Effetto farfalla

Pubblicato il 04-12-2022

di Simona Pagani

L’Arsenale è una casa che ha il respiro del mondo. In un luogo così la storia non la vivi da spettatore, ma ti immerge fino al collo e ti fa vibrare, gioire, piangere con l’umanità intera. A fine febbraio con l’inizio della guerra in Ucraina c’è stato un potentissimo effetto farfalla sulla vita della nostra casa.

Tonnellate di aiuti offerti da mani sconosciute da far arrivare a 2.500 km di distanza; spazi da attrezzare per accogliere i primi profughi in fuga; migliaia di mail con richieste e offerte di aiuto, persone di ogni età mai viste prima trascorrere ore al freddo nel cortile a preparare aiuti. Un numero impressionante di telefonate: «Aiutatemi a fare arrivare qui una mamma con i suoi bimbi»; «Ho un pulmino per portare aiuti e al ritorno posso caricare gente»; «Ho un alloggio da mettere a disposizione»; «Sono russo, vivo in Italia da tanto, mi vergogno di quello che sta succedendo».

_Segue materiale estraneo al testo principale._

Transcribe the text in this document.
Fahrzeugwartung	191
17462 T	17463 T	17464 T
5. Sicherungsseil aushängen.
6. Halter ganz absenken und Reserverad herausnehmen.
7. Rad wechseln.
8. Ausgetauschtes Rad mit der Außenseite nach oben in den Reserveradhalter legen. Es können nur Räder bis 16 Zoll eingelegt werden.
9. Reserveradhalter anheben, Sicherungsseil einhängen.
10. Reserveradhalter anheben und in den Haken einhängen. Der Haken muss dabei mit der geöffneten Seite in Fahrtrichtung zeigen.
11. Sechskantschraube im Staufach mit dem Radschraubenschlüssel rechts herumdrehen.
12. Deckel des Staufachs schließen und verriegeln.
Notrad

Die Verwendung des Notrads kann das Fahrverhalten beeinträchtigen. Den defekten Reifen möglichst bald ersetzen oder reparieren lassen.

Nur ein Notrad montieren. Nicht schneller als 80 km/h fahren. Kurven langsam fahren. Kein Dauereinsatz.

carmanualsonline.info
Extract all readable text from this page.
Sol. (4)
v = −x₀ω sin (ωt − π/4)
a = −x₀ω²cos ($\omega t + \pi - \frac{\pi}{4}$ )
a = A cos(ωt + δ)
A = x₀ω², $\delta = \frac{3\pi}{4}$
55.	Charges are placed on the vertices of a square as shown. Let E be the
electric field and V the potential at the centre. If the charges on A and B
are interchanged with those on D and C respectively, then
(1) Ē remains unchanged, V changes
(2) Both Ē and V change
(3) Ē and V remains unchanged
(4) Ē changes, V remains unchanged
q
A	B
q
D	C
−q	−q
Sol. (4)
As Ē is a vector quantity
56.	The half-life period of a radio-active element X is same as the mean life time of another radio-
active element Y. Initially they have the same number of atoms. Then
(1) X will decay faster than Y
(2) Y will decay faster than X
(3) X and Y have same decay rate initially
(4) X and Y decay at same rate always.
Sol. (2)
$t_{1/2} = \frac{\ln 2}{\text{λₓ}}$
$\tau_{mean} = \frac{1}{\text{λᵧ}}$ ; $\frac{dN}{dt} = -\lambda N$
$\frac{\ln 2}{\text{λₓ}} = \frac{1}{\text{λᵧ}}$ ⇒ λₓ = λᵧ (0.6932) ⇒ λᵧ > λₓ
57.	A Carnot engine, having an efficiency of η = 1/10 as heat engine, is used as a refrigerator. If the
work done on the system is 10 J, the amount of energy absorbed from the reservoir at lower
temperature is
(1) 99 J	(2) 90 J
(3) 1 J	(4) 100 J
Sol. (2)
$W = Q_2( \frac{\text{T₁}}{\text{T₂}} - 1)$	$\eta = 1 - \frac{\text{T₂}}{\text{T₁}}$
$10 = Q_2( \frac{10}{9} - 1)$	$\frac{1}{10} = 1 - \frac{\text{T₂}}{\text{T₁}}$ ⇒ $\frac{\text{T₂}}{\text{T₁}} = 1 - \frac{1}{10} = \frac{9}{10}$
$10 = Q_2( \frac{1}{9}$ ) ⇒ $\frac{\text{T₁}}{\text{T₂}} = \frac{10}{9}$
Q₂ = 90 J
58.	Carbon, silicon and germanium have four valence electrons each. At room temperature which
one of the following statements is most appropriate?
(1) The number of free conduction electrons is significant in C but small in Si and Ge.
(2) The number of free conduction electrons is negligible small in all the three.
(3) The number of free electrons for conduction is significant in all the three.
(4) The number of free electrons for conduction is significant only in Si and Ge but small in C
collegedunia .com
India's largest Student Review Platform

In quei mesi anche il Comune di Torino ci ha chiesto una mano per gestire i colloqui con le famiglie disponibili all’ospitalità. È così iniziata questa avventura di recarci casa per casa. Abbiamo conosciuto coppie giovani e anziane, persone sole e famiglie con figli, chi spinto dal bisogno di rispondere con il bene a tutto il male a cui stava assistendo, chi per un senso di solidarietà e di fraternità. La maggior parte con un alloggio modesto e semplicemente con una stanza in più. Qualcuno disposto a cedere persino la propria camera e dormire sul divano. Abbiamo incontrato diverse persone consapevoli di quello che significa portare avanti un’accoglienza; altre mosse da un sincero slancio di generosità su cui è però fondamentale lavorare per non trasformare lo spazio condiviso in una trappola per sé e per gli altri. Vivendo all’Arsenale ho imparato che la commozione è cosa buona, ma un cuore commosso che non mette in moto il pensiero può essere pericoloso. L’accoglienza non è un sentimento, interessa e coinvolge tutta la persona, di chi accoglie e di chi è accolto.

La casa è uno spazio vitale fondamentale, aprirla a chi è in difficoltà è nobile, ma non può essere un gesto a senso unico. Anche per chi è accolto poter avere uno spazio in cui non sentirsi perennemente ospite è vitale. Per accogliere occorre essere umili, accettare di entrare in un percorso di confronto con chi ha più esperienza, altrimenti si rischia di bruciarsi e di bruciare l’altro e di chiudersi a riccio sulla difensiva.